Kasich spokesman Rob Nichols said putting the merit pay in the budget had nothing to do with a possible referendum.
While he said the administration views the merit pay plan as “far more comprehensive” than what’s in the collective bargaining law, Nichols declined to say whether the administration was pushing senators to restore it to the budget bill.
“We’re working with the House and Senate on a whole host of issues related to the budget,” he said. “We’re not negotiating through the press.”
The governor’s office had worked with House lawmakers on their merit pay proposal.
Under the initiative, teachers’ salaries would be based on how they are rated in a new evaluation process. Their amount of training and number of years teaching — the main components in their current salary schedules — would not be given as much weight.
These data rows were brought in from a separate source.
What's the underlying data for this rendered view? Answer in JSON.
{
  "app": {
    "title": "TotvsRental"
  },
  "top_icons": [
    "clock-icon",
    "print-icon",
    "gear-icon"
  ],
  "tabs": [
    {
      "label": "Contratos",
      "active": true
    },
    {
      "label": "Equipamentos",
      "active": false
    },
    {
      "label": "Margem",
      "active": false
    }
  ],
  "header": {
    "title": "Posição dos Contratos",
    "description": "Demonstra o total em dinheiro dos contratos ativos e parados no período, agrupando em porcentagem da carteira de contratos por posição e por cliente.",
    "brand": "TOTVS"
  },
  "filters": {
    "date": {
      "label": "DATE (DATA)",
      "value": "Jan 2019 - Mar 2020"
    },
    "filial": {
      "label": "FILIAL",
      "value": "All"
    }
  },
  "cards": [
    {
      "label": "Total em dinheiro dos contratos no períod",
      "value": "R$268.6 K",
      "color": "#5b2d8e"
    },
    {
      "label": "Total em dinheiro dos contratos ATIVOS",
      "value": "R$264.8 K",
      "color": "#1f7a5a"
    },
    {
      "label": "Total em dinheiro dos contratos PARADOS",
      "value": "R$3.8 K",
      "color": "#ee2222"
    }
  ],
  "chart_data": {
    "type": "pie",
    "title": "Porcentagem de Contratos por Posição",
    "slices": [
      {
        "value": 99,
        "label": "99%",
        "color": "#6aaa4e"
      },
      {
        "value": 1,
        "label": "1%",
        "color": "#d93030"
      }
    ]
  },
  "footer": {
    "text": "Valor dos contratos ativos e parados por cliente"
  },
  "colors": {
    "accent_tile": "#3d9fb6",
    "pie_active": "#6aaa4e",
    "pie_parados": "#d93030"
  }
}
Instead, their employers would rate them on four categories that range from “highly effective” to “unsatisfactory.”
Senate President Tom Niehaus says his chamber wanted to remove the wording out of respect for the referendum process. They also wanted to be sure, he said, that if any merit pay provisions are included in the budget, they are in line with what schools are doing to comply with their federal Race to the Top grants.
“I believe teacher evaluations can be an effective tool in improving educational outcomes for our children,” Niehaus said Friday through a spokesman. “Having said that, we want to be transparent in our process and make sure we are not appearing to circumvent what voters may choose to do in November.”
The full Senate plans to vote on the budget next week.
Lawmakers in both chambers would have to work out any differences between the two budget plans in what’s called a conference committee. They face a June 30 deadline to pass the state spending plan.